Ela que logo se apercebeu do que se passava, respondeu-lhe avisadamente: amigo Guino, recobrai ânimo, sem demora, peço-vos; já que me tendes amor, assim me apraz amar-vos também; por vontade de Deus tão grandes feitos emprendereis pelas armas que nem o que se diga entre o povo nem o receio das situações será impedimento e de acordo com o vosso desejo far-se-á o que pretendeis.

Cheio de alegria, Guino ganhou ânimo, remoçado. Alguns dias depois, por outro lado, levantou-se e já de perfeita saúde pediu ao Conde que o fizesse cavaleiro, pois pretendia entregar-se a feitos de cavalaria. Agradou isso, por sua vez, ao Conde, que o encomendou a Deus para que incluisse o seu nome na cavalaria. Depois disso, acompanhado de dois escudeiros, dirigiu ele os seus passos a França e Alemanha. Aí foi realizando tantos feitos que por todos era estimado e louvado não a penas pelos feitos de armas mas também pela sua cortesia e larga generosidade. Por toda a parte do mundo voa a sua fama e já ela ia alastrando. Por tal motivo, voltou ao palácio do Conde, o qual o recebe com largos aplausos de alegria.

Alguns dias depois, dando conta de toda e cada uma das gestas que realizara em atenção a Felice, pediu o seu amor.

Ela responde-lhe: Guino amigo, enquanto não levardes a cabo tão grandes façanhas que em nossos dias adquirais renome de valoroso cavaleiro, não satisfarei o pedido, pois nem para mim nem para vós haveria honra bastante.

De tal segredo, todavia, ninguém, fora eles, tinha qualquer conhecimento. Anuiu ele e pede autorização ao Conde; seguidamente, retira-se para Itália e Roma e depois para a Grécia e Prússia. Aliás, onde quer que tomasse conhecimento da existência de cavaleiros valorosos, ele os procurava. Em suma, de cada vez realizava façanhas maiores do que antes e nunca ficou vencido. Por tal motivo, conquistou o nome do melhor cavaleiro do mundo inteiro no seu tempo.

Ora, tendo Felice por esse tempo sido convidada por seu pai a casar, recusou, solicitando que não lho impusesse até ela o propor.

Quando, pois, Guino se apercebeu de que praticara tanta gesta que a fama não lhe escaparia, mas mais o tornaria desejado, voltou a Inglaterra e foi recebido com honrarias por todos, particularmente pelo Conde, como se fosse seu filho, prometendo ele fazer tudo o que fosse para aumentar o seu poder.

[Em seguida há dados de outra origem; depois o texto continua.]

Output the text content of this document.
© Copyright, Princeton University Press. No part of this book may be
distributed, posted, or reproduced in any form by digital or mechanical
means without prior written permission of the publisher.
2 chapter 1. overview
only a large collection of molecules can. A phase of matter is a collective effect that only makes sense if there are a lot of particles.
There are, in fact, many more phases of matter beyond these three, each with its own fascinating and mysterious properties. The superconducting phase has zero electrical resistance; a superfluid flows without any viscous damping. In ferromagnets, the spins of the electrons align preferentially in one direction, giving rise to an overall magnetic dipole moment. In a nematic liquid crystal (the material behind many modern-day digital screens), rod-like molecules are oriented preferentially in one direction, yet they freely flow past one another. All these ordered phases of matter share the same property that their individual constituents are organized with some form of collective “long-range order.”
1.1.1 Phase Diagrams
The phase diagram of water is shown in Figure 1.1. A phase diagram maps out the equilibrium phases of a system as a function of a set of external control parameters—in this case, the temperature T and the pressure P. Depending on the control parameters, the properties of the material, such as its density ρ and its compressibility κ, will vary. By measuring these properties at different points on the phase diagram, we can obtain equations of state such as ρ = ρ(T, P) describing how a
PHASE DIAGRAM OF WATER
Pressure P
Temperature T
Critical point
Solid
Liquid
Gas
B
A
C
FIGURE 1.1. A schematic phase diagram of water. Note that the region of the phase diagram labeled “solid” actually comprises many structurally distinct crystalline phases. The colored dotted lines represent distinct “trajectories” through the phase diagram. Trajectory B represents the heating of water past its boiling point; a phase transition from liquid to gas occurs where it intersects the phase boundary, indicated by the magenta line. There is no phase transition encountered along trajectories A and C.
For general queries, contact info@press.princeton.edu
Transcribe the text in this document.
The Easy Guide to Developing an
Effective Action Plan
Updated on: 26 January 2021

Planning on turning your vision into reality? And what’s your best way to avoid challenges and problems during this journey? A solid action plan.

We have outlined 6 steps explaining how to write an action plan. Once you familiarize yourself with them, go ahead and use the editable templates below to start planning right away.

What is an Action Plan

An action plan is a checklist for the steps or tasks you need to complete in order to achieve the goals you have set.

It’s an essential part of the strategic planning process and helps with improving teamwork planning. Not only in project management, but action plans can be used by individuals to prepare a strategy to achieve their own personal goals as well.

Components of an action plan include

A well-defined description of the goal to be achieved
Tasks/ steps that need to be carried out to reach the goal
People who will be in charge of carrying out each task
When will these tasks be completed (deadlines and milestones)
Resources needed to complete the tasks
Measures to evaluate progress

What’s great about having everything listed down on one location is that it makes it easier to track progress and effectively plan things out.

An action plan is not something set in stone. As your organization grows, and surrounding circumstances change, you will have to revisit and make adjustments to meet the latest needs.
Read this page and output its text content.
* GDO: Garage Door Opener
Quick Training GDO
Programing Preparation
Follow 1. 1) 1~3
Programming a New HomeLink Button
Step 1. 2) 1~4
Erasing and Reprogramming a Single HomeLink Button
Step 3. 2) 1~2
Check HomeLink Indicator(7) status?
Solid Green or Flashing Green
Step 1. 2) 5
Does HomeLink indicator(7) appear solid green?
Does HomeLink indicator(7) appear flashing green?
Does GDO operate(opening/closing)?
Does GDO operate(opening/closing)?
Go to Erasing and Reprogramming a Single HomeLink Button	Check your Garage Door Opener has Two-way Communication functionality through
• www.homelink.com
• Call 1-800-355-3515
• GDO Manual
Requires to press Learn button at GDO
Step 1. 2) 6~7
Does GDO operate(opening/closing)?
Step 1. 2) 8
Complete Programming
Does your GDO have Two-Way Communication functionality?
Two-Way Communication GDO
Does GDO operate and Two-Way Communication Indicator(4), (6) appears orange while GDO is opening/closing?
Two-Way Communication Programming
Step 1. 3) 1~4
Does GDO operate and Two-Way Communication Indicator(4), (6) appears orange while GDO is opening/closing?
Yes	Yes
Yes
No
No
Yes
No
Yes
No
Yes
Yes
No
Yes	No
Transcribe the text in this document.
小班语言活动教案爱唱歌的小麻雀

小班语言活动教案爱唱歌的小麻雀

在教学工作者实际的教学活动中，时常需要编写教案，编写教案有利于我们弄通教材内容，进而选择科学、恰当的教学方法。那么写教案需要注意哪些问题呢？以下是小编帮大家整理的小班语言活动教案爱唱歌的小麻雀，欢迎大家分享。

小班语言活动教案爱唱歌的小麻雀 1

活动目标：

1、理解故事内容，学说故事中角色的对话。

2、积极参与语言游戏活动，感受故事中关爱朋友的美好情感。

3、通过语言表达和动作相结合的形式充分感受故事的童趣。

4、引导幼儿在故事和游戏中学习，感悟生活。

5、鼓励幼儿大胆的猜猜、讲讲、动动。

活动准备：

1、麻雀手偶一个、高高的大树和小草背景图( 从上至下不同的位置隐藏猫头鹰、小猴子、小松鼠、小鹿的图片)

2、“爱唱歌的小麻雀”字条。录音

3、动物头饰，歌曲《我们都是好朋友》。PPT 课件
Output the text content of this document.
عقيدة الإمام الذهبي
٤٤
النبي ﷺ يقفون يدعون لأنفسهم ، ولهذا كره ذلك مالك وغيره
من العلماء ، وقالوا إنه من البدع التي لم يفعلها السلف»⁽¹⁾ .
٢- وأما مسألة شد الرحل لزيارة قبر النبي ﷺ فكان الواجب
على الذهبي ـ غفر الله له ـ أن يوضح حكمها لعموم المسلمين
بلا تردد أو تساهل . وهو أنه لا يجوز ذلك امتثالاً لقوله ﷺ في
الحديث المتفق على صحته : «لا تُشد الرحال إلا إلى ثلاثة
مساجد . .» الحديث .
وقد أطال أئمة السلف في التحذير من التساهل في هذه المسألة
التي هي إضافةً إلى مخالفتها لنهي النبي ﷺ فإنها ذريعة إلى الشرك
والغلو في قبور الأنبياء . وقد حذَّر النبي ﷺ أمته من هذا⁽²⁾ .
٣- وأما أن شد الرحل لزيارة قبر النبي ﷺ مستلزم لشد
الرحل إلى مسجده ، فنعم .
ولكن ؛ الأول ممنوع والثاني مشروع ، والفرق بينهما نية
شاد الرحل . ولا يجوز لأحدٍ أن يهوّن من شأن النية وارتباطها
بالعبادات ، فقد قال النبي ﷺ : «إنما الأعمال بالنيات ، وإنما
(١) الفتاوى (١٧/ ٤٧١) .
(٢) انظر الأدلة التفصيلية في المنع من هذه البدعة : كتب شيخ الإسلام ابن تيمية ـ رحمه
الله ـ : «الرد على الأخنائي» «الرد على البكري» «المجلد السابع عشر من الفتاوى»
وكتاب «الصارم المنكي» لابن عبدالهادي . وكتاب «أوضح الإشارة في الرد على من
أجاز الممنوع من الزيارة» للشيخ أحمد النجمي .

Alguns dias mais tarde pediu amor. Em resposta disse-lhe ela: entregarei a decisão a meu pai; se ele o ordenar, obedecerei.

Dirigiu-se Guino ao Conde e disse: peço a tua filha, Conde, para quem a deseja se a ela for do seu agrado.

Interpelada, ela responde: sou filha, faça-se a vontade de meu pai.

Celebrado o matrimónio, toma-a ele por esposa. Poucos dias depois, morreu o Conde. Guino foi então feito Conde. Olhava ele uma noite para o céu estrelado e meditava nas obras divinas que hão de manter-se e nas mundanas que hão-de perecer e bem assim no infortúnio de muitos a quem dera a morte por causa dos louvores do mundo, e no seu coração formou o propósito de deixar a esposa e entregar-se ao serviço de Deus por lugares estranhos, peregrinando de terra em terra enquanto tivesse dias de vida, que são curtos. Ai! doce amiga, disse, por amor de ti perdi o amor de Deus e pratiquei más acções contra a sua vontade; reconheço que errei e desejo emendar-me, tomando o caminho de Jerusalém e de outros locais que os romeiros têm por costume visitar e neles passar o tempo de vida.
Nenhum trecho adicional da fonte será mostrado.